John Sutherland's take on shaping your future
Live blogging about a value-disruption project – #2 Project Scope
Posted on 28 Jan 2010
In an earlier post I mentioned that Jonathan Burns and myself were given permission to blog about a web 2.0 value disruption project that is currently underway. This post is number two in the series that is expected to run until mid May.
Value disruption project posts
Note: Clients names are kept confidential and/or disguised.
Value Disruption Project Scope
In November of last year we completed our three stage web 2.0 solutions program and delivered to our clients a project plan to develop three web 2.0 applications: expert blogging, internal collaboration, and a friends of ___ site. We used a wall sized Implementation CanvasTM to develop, with their team, strategies for reducing the risks and optimizing the rewards of the project.
Project Scope Items
The power of the canvas is that a team can simultaneously see all the strategic elements of a project. And the design of the canvas forces users to adopt a risk-reduction, reward-optimization approach. We completed a canvas for each web 2.0 application: Blogging, Collaboration, and Friends of___.
In terms of project risk:
- Blogging is the simplest of the applications with the least ambiguity and hence uncertainty.
- Collaboration is middle of the road and
- Friends of ___ is the most uncertain and hence the most risky.
Here are highlights of three areas from the Collaboration Implementation Canvas: Risk, Rewards, and Uncertainties.
Collaboration Risks
- We can’t get the staff to use it so people view the project as a failure
- ISO compliance issues
- Not sufficient administration of system security
- We get the balance wrong on the scale of openness/lack of structure/ease of use and security/ISO compliance and end up with a tool that’s too complex and hard to use.
- There is unintended disclosure, we are highly regulated.
Collaboration Rewards
- Get projects done faster
- Improved productivity, find information faster - Reduce email
- Keep track of what projects we are doing (macro level – not the details)
- Knowledge transfer to new staff
- Do repeat projects faster
- Retain IP of alumni
- Increase employee satisfaction
- Better logging of who edits the docs, revisions vs current “I drive” method
- Visible lessons learned
- Concurrent report writing (faster!)
After completing the risks and rewards they analyzed them to determine what they didn’t know. In other words, they determined what they were uncertain about.
The challenge on all projects is not what you know, it’s what you don’t know. So mapping the uncertainties, what you don’t know, is a critical step to reducing risks (as well as making sure the rewards are realized).
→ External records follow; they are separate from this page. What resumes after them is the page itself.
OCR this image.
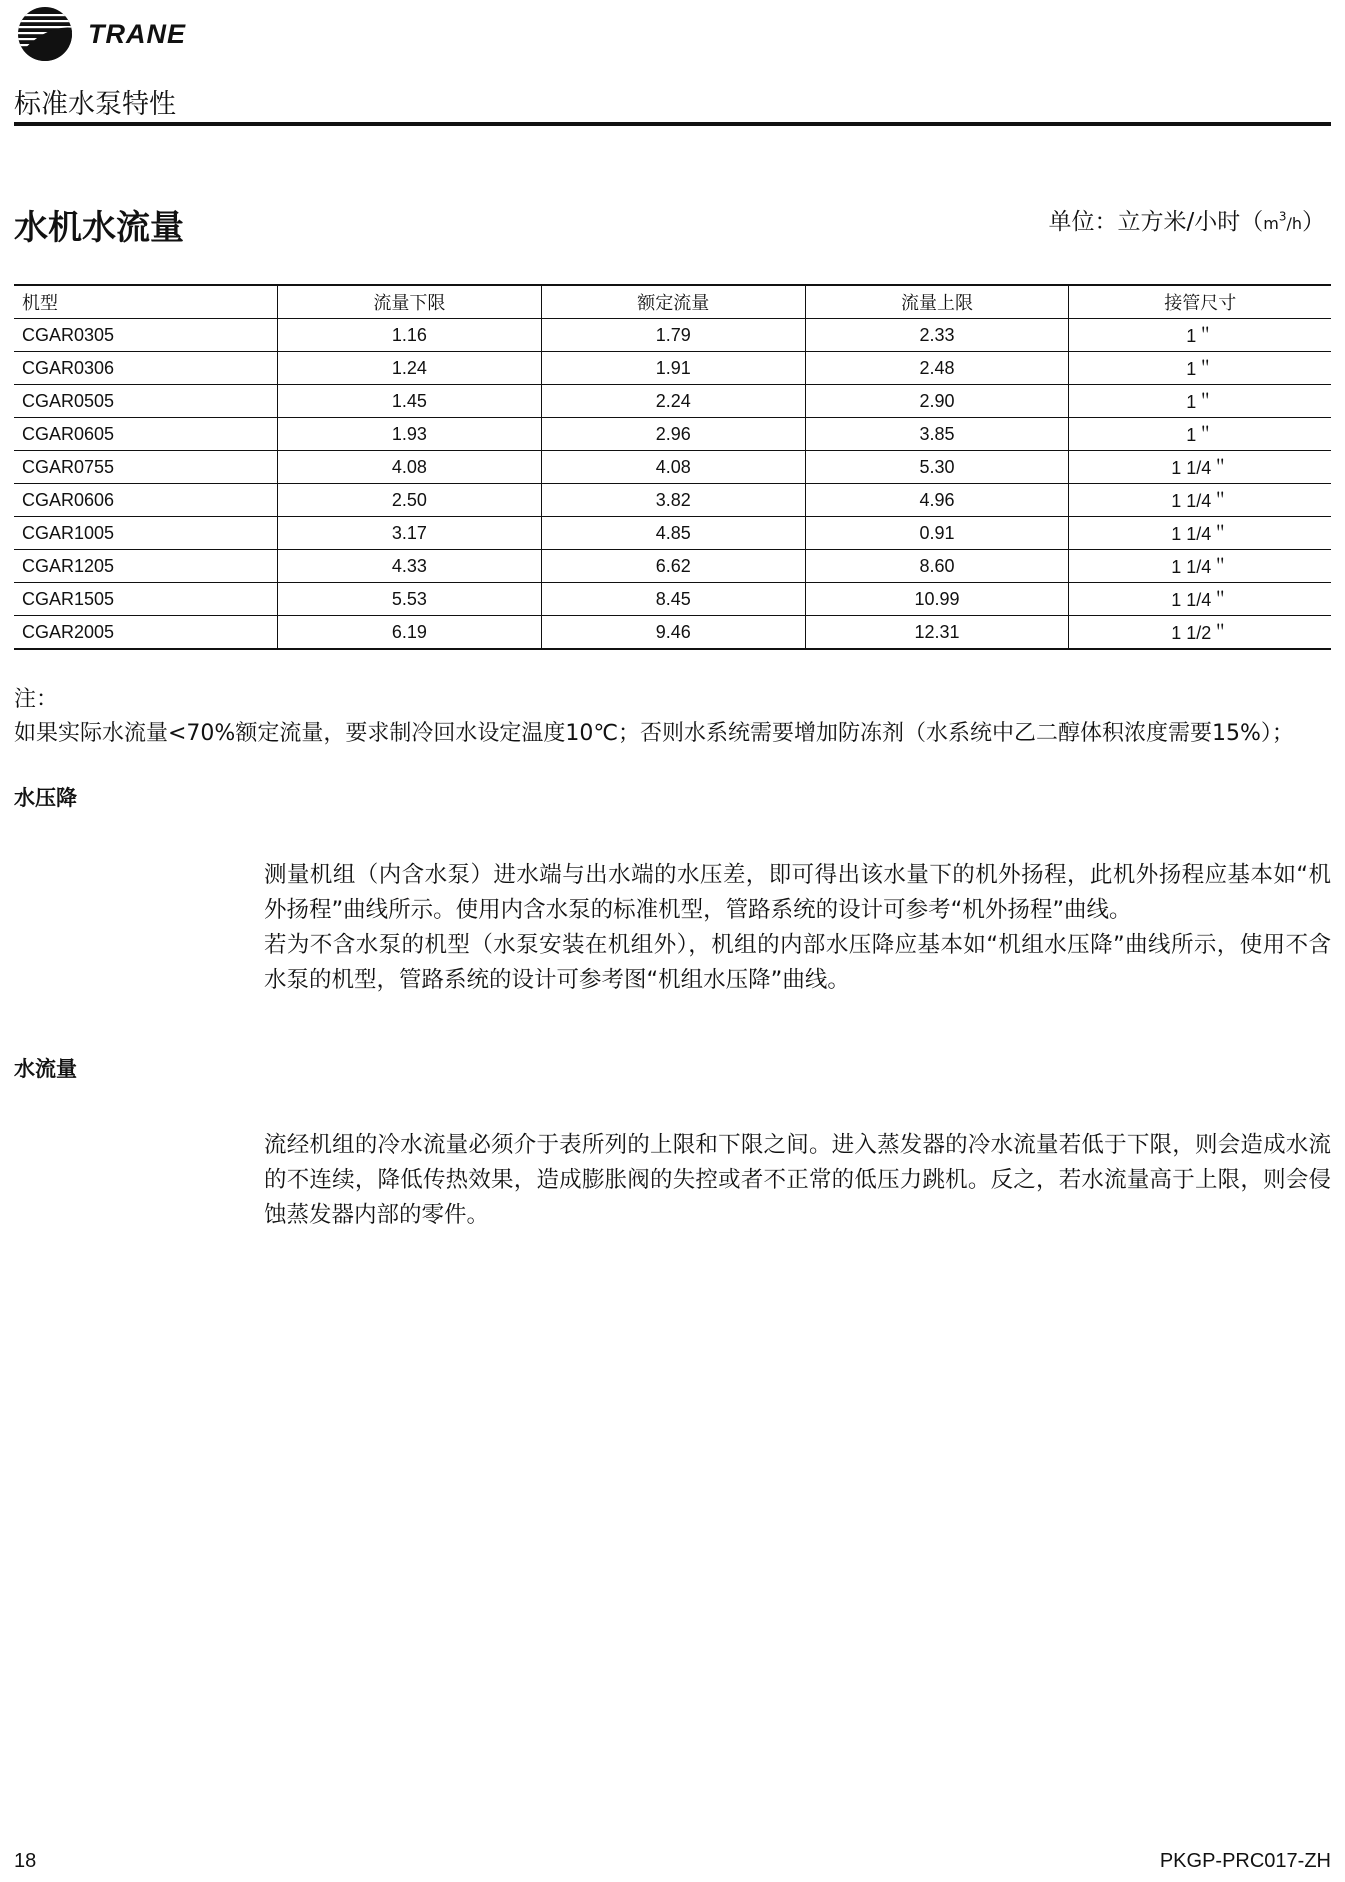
TRANE
标准水泵特性
水机水流量	单位：立方米/小时$(m^3/h)$
机型	流量下限	额定流量	流量上限	接管尺寸
CGAR0305	1.16	1.79	2.33	1＂
CGAR0306	1.24	1.91	2.48	1＂
CGAR0505	1.45	2.24	2.90	1＂
CGAR0605	1.93	2.96	3.85	1＂
CGAR0755	4.08	4.08	5.30	1 1/4＂
CGAR0606	2.50	3.82	4.96	1 1/4＂
CGAR1005	3.17	4.85	0.91	1 1/4＂
CGAR1205	4.33	6.62	8.60	1 1/4＂
CGAR1505	5.53	8.45	10.99	1 1/4＂
CGAR2005	6.19	9.46	12.31	1 1/2＂
注：
如果实际水流量<70%额定流量，要求制冷回水设定温度10℃；否则水系统需要增加防冻剂（水系统中乙二醇体积浓度需要15%）；
水压降

测量机组（内含水泵）进水端与出水端的水压差，即可得出该水量下的机外扬程，此机外扬程应基本如“机外扬程”曲线所示。使用内含水泵的标准机型，管路系统的设计可参考“机外扬程”曲线。

若为不含水泵的机型（水泵安装在机组外），机组的内部水压降应基本如“机组水压降”曲线所示，使用不含水泵的机型，管路系统的设计可参考图“机组水压降”曲线。

水流量

流经机组的冷水流量必须介于表所列的上限和下限之间。进入蒸发器的冷水流量若低于下限，则会造成水流的不连续，降低传热效果，造成膨胀阀的失控或者不正常的低压力跳机。反之，若水流量高于上限，则会侵蚀蒸发器内部的零件。

18	PKGP-PRC017-ZH
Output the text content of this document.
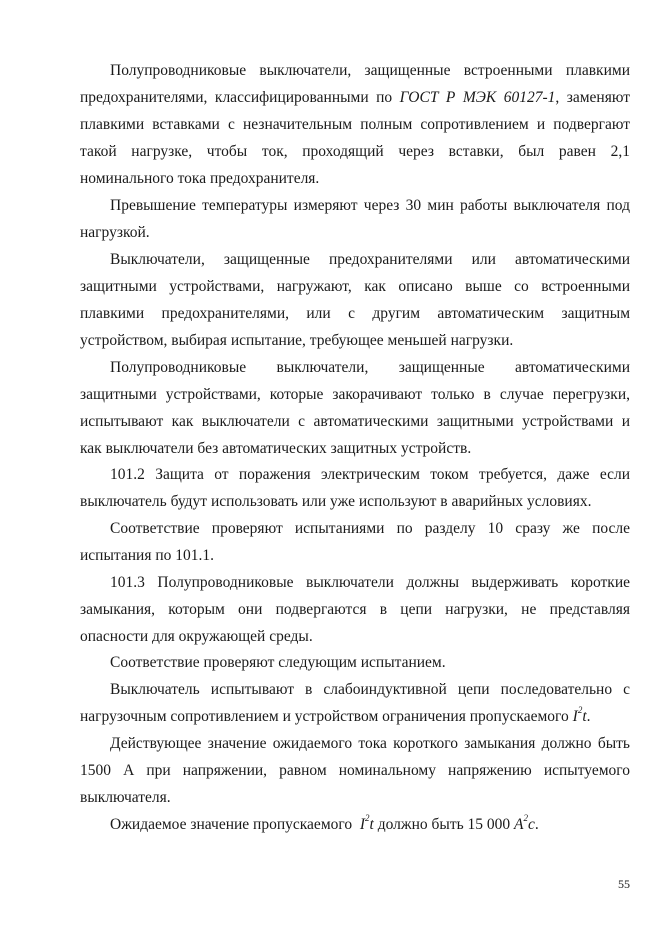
Полупроводниковые выключатели, защищенные встроенными плавкими
предохранителями, классифицированными по ГОСТ Р МЭК 60127-1, заменяют
плавкими вставками с незначительным полным сопротивлением и подвергают
такой нагрузке, чтобы ток, проходящий через вставки, был равен 2,1
номинального тока предохранителя.
Превышение температуры измеряют через 30 мин работы выключателя под
нагрузкой.
Выключатели, защищенные предохранителями или автоматическими
защитными устройствами, нагружают, как описано выше со встроенными
плавкими предохранителями, или с другим автоматическим защитным
устройством, выбирая испытание, требующее меньшей нагрузки.
Полупроводниковые выключатели, защищенные автоматическими
защитными устройствами, которые закорачивают только в случае перегрузки,
испытывают как выключатели с автоматическими защитными устройствами и
как выключатели без автоматических защитных устройств.
101.2 Защита от поражения электрическим током требуется, даже если
выключатель будут использовать или уже используют в аварийных условиях.
Соответствие проверяют испытаниями по разделу 10 сразу же после
испытания по 101.1.
101.3 Полупроводниковые выключатели должны выдерживать короткие
замыкания, которым они подвергаются в цепи нагрузки, не представляя
опасности для окружающей среды.
Соответствие проверяют следующим испытанием.
Выключатель испытывают в слабоиндуктивной цепи последовательно с
нагрузочным сопротивлением и устройством ограничения пропускаемого $I^2t$.
Действующее значение ожидаемого тока короткого замыкания должно быть
1500 А при напряжении, равном номинальному напряжению испытуемого
выключателя.
Ожидаемое значение пропускаемого $I^2t$ должно быть 15 000 $А^2с$.
55
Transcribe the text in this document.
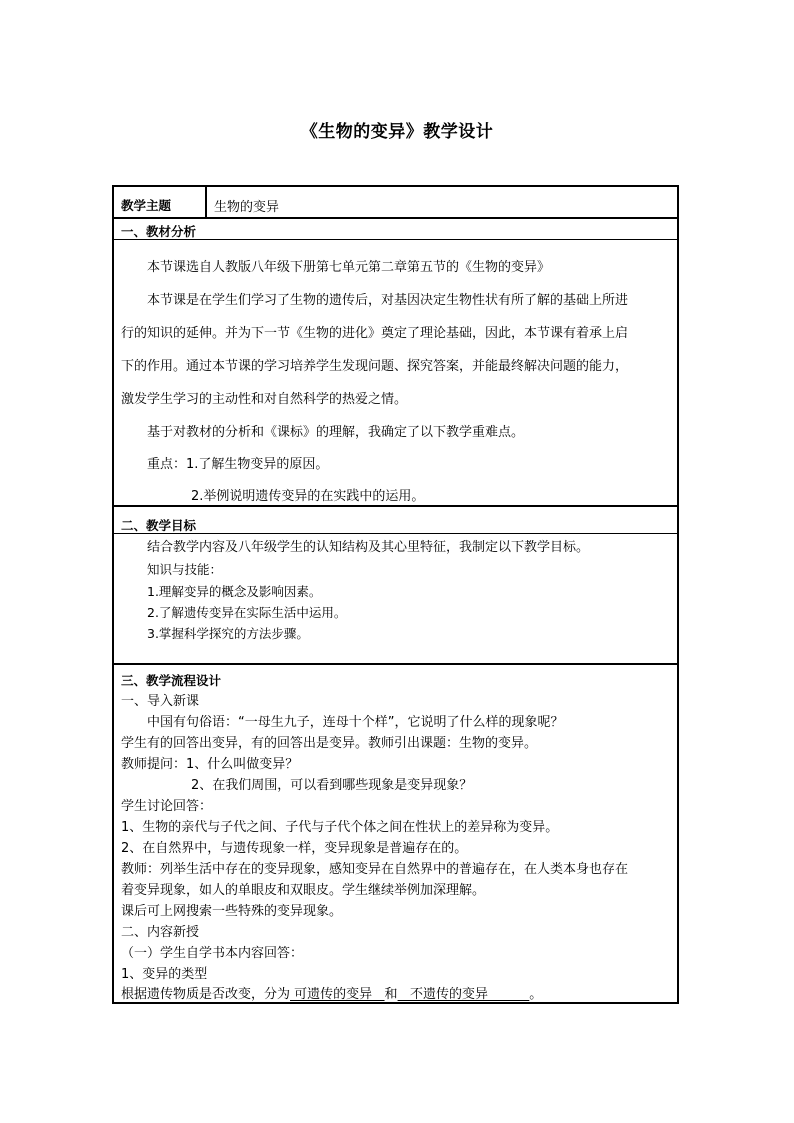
《生物的变异》教学设计
教学主题	生物的变异
一、教材分析
本节课选自人教版八年级下册第七单元第二章第五节的《生物的变异》
本节课是在学生们学习了生物的遗传后，对基因决定生物性状有所了解的基础上所进
行的知识的延伸。并为下一节《生物的进化》奠定了理论基础，因此，本节课有着承上启
下的作用。通过本节课的学习培养学生发现问题、探究答案，并能最终解决问题的能力，
激发学生学习的主动性和对自然科学的热爱之情。
基于对教材的分析和《课标》的理解，我确定了以下教学重难点。
重点：1.了解生物变异的原因。
2.举例说明遗传变异的在实践中的运用。
二、教学目标
结合教学内容及八年级学生的认知结构及其心里特征，我制定以下教学目标。
知识与技能：
1.理解变异的概念及影响因素。
2.了解遗传变异在实际生活中运用。
3.掌握科学探究的方法步骤。
三、教学流程设计
一、导入新课
中国有句俗语：“一母生九子，连母十个样”，它说明了什么样的现象呢？
学生有的回答出变异，有的回答出是变异。教师引出课题：生物的变异。
教师提问：1、什么叫做变异？
2、在我们周围，可以看到哪些现象是变异现象？
学生讨论回答：
1、生物的亲代与子代之间、子代与子代个体之间在性状上的差异称为变异。
2、在自然界中，与遗传现象一样，变异现象是普遍存在的。
教师：列举生活中存在的变异现象，感知变异在自然界中的普遍存在，在人类本身也存在
着变异现象，如人的单眼皮和双眼皮。学生继续举例加深理解。
课后可上网搜索一些特殊的变异现象。
二、内容新授
（一）学生自学书本内容回答：
1、变异的类型
根据遗传物质是否改变，分为 可遗传的变异   和   不遗传的变异          。
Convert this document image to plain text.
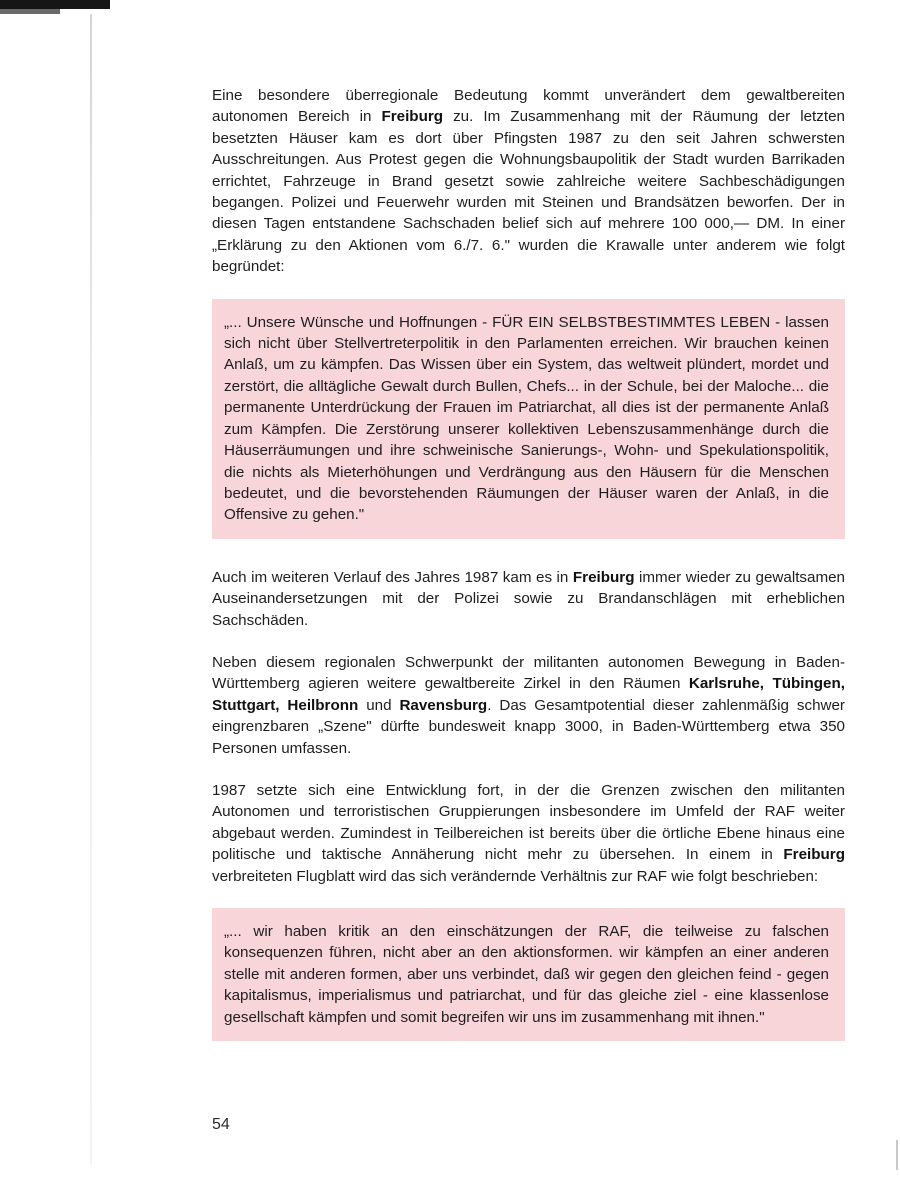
Eine besondere überregionale Bedeutung kommt unverändert dem gewaltbereiten autonomen Bereich in Freiburg zu. Im Zusammenhang mit der Räumung der letzten besetzten Häuser kam es dort über Pfingsten 1987 zu den seit Jahren schwersten Ausschreitungen. Aus Protest gegen die Wohnungsbaupolitik der Stadt wurden Barrikaden errichtet, Fahrzeuge in Brand gesetzt sowie zahlreiche weitere Sachbeschädigungen begangen. Polizei und Feuerwehr wurden mit Steinen und Brandsätzen beworfen. Der in diesen Tagen entstandene Sachschaden belief sich auf mehrere 100 000,— DM. In einer „Erklärung zu den Aktionen vom 6./7. 6." wurden die Krawalle unter anderem wie folgt begründet:

„... Unsere Wünsche und Hoffnungen - FÜR EIN SELBSTBESTIMMTES LEBEN - lassen sich nicht über Stellvertreterpolitik in den Parlamenten erreichen. Wir brauchen keinen Anlaß, um zu kämpfen. Das Wissen über ein System, das weltweit plündert, mordet und zerstört, die alltägliche Gewalt durch Bullen, Chefs... in der Schule, bei der Maloche... die permanente Unterdrückung der Frauen im Patriarchat, all dies ist der permanente Anlaß zum Kämpfen. Die Zerstörung unserer kollektiven Lebenszusammenhänge durch die Häuserräumungen und ihre schweinische Sanierungs-, Wohn- und Spekulationspolitik, die nichts als Mieterhöhungen und Verdrängung aus den Häusern für die Menschen bedeutet, und die bevorstehenden Räumungen der Häuser waren der Anlaß, in die Offensive zu gehen."

Auch im weiteren Verlauf des Jahres 1987 kam es in Freiburg immer wieder zu gewaltsamen Auseinandersetzungen mit der Polizei sowie zu Brandanschlägen mit erheblichen Sachschäden.

Neben diesem regionalen Schwerpunkt der militanten autonomen Bewegung in Baden-Württemberg agieren weitere gewaltbereite Zirkel in den Räumen Karlsruhe, Tübingen, Stuttgart, Heilbronn und Ravensburg. Das Gesamtpotential dieser zahlenmäßig schwer eingrenzbaren „Szene" dürfte bundesweit knapp 3000, in Baden-Württemberg etwa 350 Personen umfassen.

1987 setzte sich eine Entwicklung fort, in der die Grenzen zwischen den militanten Autonomen und terroristischen Gruppierungen insbesondere im Umfeld der RAF weiter abgebaut werden. Zumindest in Teilbereichen ist bereits über die örtliche Ebene hinaus eine politische und taktische Annäherung nicht mehr zu übersehen. In einem in Freiburg verbreiteten Flugblatt wird das sich verändernde Verhältnis zur RAF wie folgt beschrieben:

„... wir haben kritik an den einschätzungen der RAF, die teilweise zu falschen konsequenzen führen, nicht aber an den aktionsformen. wir kämpfen an einer anderen stelle mit anderen formen, aber uns verbindet, daß wir gegen den gleichen feind - gegen kapitalismus, imperialismus und patriarchat, und für das gleiche ziel - eine klassenlose gesellschaft kämpfen und somit begreifen wir uns im zusammenhang mit ihnen."

54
So, instead of making assumptions, determine what you don’t know and then go find answers to those questions.
Collaboration Uncertainties
- Who controls the level of access?
- How do we fit into the ISO document management requirements?
- What are the rules for a document becoming ISO official?
- What are the roles of the people in the walled-off garden?
- How do we migrate old technology?
- What are our metrics of success?
- How will this change our work-flow patterns?
- What projects types will we pilot on?
Mapping these uncertainties allowed them to structure the project, select the appropriate team and develop an initial set of actions to resolve the uncertainties. They created a starting point.
Learning
Here’s what we found after using the canvases.
- Each team was on board with the project. The ability to see all the project elements in one place made them feel more comfortable that we, collectively, understood all the risks and had a good starting point for how to resolve the uncertainties.
- It was a quick process. The team was able to develop three implementation plans in about 4 hours. Visualization of the entire project enabled the quick speed, in a team of 12 people. (All 12 people agreed.)
- The CEO, David L. appreciated the focus on risk management. His role is to move the organization forward without exposing the organization to undue risk. Explicitly determining the risks, as well as the rewards, prioritizing them into the greatest areas of uncertainties, and then developing plans to turn uncertainties into known quantities made him feel confident his team has a deep handle on the issues. When the CEO feels comfortable with the team that energy translates into enthusiasm.
- Explicitly dealing with risks and their uncertainties brought us together as a team. As we worked through the different applications we started to see how each individual had a contribution to make in dealing with the uncertainties.
Top Three Tips
Here’s my top three tips from this experience.
- Explicitly focus project planning on risk-mitigation. Pay particular attention to those risks (and rewards) that are uncertain. Uncertainties represent the biggest failure point, especially in projects with high degrees of ambiguity. You can learn more about risks and managing ambiguous projects that here and here.
- Use a blank wall or wall canvas to map the project. It makes all the elements visible to everyone so conversations become more directive and integrative. If you’d like to use our canvas, contact us at iCanvas@ennova.ca
- As a seller of services, embracing risk is powerful. The reason clients most often don’t do projects is because they legitimately see risks that they don’t know how to deal with. Putting your team and their team together to explicitly discuss the risks and develop solutions for mitigating them is the most creative way to resolve this roadblock. If you and your client team can’t find a way to mitigate the risks then you shouldn’t be doing the project anyway.
What risk mitigation strategies have you used? What kinds of ambiguous projects do you run? What other topics would you like us to blog about in this project?